ECLI:NL:GHDHA:2017:2054
Gerechtshof Den Haag
- Rekestprocedure
- Rechtspraak.nl
Wijziging van partneralimentatie na echtscheiding en bewijsvoering van inkomensdaling
In deze zaak gaat het om een hoger beroep betreffende de wijziging van partneralimentatie na een echtscheiding. De man, verzoeker in hoger beroep, heeft in eerste aanleg verzocht om de alimentatieverplichting aan de vrouw te beëindigen, omdat hij stelt dat zijn inkomen substantieel is gedaald. De rechtbank heeft dit verzoek afgewezen, waarna de man in hoger beroep is gegaan. De mondelinge behandeling vond plaats op 14 april 2017, waarbij de vrouw in persoon verscheen en de man niet. De vrouw heeft verweer gevoerd en betwist dat de man in een financiële noodsituatie verkeert.

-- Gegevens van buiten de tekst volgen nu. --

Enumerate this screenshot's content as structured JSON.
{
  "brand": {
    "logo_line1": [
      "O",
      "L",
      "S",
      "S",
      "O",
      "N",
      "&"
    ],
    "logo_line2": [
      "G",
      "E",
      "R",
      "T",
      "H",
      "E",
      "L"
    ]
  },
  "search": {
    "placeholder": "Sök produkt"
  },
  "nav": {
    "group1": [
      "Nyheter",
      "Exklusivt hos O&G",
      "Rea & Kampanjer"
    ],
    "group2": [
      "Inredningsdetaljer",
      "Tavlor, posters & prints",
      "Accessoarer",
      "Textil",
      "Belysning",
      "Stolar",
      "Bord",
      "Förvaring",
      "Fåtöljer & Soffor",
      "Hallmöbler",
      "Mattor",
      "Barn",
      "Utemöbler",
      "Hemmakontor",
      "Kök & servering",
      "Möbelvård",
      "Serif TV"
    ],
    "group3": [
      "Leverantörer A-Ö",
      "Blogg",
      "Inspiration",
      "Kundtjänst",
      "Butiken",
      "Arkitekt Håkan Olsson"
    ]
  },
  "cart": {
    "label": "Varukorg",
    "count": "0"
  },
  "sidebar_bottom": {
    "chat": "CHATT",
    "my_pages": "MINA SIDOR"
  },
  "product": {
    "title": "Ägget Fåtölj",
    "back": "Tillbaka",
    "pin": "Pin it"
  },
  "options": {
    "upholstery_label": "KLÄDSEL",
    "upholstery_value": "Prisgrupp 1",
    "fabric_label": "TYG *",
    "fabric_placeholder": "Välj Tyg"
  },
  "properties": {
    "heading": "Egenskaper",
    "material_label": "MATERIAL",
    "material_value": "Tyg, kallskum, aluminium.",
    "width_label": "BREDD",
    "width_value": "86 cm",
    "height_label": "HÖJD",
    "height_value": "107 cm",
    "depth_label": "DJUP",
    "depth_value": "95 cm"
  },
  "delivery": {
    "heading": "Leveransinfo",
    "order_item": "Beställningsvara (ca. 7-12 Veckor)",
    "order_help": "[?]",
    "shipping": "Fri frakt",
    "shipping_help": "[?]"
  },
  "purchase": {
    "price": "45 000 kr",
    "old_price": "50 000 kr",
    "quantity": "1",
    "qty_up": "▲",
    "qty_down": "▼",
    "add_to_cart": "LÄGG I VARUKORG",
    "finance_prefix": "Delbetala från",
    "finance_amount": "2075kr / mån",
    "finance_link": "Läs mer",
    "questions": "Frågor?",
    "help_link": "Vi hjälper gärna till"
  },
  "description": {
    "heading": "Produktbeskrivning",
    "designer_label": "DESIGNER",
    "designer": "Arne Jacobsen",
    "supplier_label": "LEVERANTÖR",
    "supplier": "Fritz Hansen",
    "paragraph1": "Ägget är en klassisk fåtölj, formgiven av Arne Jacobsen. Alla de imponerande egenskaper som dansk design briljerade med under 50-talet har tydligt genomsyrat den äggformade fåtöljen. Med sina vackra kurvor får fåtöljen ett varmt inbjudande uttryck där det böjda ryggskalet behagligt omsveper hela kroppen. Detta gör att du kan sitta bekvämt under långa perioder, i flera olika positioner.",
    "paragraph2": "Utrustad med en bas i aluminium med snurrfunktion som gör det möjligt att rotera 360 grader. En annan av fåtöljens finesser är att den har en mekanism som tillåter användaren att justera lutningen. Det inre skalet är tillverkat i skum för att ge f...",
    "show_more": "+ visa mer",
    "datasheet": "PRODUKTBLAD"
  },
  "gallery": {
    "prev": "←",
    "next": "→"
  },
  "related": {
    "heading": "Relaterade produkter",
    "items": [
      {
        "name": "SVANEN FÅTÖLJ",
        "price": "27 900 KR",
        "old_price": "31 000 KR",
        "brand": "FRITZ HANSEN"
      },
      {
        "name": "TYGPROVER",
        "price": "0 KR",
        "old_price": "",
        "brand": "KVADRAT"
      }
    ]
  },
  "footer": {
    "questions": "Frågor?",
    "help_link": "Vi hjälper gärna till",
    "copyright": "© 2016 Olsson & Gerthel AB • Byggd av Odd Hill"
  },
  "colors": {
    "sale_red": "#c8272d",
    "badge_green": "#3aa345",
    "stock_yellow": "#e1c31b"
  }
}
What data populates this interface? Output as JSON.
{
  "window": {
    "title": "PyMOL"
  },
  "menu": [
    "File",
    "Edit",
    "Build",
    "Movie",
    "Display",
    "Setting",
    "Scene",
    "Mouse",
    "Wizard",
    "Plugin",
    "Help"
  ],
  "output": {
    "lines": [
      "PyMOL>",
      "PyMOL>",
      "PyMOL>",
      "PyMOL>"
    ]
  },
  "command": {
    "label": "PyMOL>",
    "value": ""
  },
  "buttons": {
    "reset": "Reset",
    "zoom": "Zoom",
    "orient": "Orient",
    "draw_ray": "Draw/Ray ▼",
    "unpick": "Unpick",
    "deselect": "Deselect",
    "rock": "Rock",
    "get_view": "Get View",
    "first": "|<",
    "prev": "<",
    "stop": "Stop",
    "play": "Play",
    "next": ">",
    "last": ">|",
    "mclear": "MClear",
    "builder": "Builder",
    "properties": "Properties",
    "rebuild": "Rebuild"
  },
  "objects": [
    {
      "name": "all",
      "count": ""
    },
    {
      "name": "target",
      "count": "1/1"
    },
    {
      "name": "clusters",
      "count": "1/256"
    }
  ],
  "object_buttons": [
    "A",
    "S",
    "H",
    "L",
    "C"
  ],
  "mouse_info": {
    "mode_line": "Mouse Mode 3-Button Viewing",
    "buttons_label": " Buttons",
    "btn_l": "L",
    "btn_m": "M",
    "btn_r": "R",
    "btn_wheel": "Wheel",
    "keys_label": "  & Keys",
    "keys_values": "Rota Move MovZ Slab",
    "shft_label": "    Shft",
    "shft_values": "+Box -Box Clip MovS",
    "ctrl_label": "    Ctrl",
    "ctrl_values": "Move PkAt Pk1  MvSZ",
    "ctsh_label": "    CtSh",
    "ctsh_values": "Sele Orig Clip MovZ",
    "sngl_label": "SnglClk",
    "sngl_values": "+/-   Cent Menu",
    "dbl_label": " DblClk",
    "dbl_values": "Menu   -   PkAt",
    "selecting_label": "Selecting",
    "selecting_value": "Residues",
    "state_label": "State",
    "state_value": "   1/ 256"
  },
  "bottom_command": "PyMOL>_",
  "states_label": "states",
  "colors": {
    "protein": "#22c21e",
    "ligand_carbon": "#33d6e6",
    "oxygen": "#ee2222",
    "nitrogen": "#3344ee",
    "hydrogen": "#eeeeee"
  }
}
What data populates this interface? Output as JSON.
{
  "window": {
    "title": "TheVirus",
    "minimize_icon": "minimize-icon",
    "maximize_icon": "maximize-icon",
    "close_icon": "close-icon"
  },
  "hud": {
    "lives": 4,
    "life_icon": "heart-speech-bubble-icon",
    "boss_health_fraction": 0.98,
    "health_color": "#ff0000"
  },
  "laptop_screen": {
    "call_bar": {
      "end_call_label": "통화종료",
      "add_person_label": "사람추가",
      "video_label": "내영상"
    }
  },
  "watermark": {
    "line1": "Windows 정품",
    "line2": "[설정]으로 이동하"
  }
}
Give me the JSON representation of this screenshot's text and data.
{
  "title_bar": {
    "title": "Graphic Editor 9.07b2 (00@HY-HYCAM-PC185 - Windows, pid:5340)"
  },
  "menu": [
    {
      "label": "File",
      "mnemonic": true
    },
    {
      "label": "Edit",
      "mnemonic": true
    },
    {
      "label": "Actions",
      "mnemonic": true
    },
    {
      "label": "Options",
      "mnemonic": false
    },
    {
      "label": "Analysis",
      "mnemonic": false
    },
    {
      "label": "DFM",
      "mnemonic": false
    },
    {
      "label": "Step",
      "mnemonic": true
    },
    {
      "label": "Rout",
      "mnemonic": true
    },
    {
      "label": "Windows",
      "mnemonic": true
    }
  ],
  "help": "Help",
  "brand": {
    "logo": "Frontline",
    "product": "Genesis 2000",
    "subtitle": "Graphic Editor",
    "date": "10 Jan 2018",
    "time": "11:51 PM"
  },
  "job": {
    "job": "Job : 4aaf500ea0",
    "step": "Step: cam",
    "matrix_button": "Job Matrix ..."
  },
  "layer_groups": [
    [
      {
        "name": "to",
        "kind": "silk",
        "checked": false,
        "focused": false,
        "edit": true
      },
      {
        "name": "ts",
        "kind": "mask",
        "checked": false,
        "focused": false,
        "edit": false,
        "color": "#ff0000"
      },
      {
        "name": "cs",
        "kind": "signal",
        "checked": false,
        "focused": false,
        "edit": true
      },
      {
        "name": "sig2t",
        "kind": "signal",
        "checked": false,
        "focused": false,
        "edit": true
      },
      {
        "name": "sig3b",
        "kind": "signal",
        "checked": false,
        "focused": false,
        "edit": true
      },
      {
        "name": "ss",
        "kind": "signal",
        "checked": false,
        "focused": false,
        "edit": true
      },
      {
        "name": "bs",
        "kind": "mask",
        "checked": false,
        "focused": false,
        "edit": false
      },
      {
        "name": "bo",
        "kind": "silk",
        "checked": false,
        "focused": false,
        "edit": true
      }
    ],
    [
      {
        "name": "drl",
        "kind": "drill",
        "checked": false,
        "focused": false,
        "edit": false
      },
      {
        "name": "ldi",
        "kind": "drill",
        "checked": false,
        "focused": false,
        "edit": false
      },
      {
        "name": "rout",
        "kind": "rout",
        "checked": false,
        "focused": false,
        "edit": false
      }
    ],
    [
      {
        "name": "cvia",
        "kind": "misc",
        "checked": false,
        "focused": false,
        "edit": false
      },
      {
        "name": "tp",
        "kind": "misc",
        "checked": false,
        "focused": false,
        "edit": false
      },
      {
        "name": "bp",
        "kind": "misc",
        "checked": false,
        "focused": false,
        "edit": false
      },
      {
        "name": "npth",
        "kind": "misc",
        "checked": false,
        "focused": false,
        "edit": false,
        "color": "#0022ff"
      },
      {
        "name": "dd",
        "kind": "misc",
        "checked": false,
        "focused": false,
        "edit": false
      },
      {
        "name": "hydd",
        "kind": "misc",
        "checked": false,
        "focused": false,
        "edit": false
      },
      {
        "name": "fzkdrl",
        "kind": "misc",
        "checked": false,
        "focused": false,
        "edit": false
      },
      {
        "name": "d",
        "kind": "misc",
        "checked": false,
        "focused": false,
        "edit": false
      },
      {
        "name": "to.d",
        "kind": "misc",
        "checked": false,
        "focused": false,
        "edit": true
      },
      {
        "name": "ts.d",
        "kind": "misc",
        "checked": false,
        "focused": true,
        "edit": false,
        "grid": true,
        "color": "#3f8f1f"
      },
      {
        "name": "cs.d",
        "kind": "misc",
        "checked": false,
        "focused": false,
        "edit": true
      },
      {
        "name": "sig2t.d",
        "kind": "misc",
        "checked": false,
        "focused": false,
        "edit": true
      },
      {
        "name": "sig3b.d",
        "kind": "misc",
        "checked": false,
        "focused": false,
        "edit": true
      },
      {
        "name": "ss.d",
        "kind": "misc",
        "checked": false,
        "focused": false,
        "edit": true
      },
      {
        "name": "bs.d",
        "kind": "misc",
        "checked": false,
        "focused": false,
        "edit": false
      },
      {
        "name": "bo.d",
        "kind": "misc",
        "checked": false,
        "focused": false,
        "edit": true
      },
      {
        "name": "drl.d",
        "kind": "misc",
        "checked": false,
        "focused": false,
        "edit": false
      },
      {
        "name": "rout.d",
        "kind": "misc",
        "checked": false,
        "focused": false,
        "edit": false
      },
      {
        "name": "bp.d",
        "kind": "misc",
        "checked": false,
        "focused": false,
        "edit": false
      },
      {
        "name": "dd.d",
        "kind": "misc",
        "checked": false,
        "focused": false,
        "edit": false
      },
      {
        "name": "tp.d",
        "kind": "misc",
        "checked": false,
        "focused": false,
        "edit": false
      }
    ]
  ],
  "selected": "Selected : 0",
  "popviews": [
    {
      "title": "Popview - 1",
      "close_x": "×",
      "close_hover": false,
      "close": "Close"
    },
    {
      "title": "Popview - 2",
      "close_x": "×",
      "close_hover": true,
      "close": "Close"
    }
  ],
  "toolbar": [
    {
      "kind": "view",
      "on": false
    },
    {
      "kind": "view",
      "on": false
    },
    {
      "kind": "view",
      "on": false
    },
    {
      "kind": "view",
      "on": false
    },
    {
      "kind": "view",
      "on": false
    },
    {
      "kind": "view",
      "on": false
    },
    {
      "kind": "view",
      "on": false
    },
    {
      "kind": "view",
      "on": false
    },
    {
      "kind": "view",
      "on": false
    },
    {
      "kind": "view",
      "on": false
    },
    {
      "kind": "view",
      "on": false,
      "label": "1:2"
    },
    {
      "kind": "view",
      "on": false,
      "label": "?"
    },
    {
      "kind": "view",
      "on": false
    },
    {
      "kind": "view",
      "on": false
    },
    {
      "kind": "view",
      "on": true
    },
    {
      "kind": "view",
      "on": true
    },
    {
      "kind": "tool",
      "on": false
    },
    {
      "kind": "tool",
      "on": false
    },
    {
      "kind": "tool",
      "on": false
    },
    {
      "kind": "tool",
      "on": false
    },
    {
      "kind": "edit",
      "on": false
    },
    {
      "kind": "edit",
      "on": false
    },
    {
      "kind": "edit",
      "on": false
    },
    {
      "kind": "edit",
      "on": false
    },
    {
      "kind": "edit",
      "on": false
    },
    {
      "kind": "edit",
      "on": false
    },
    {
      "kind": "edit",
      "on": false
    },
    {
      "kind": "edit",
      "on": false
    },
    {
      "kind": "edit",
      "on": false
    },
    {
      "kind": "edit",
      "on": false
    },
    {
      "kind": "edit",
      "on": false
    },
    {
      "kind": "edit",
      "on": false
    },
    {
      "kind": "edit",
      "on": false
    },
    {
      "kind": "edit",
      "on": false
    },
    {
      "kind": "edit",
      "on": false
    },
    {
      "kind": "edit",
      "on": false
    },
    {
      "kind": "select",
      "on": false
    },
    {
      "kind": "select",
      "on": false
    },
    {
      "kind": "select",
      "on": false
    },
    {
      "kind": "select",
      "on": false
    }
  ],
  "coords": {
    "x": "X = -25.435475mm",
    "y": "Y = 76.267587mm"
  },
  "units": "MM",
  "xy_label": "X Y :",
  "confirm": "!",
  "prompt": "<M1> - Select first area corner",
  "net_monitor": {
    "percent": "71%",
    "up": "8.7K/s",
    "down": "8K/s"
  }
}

Het hof heeft de feiten en omstandigheden van de zaak zorgvuldig gewogen, waarbij het van belang is dat de man onvoldoende bewijs heeft geleverd voor zijn stelling dat zijn inkomen onafhankelijk van zijn wil met meer dan 25% is gedaald. Het hof heeft geoordeeld dat de man niet heeft aangetoond dat hij niet in staat is om aan zijn alimentatieverplichtingen te voldoen. De bestreden beschikking van de rechtbank is bekrachtigd, en de proceskosten zijn gecompenseerd, wat betekent dat iedere partij zijn eigen kosten draagt. De uitspraak is gedaan door een meervoudige kamer van het Gerechtshof Den Haag op 21 juni 2017.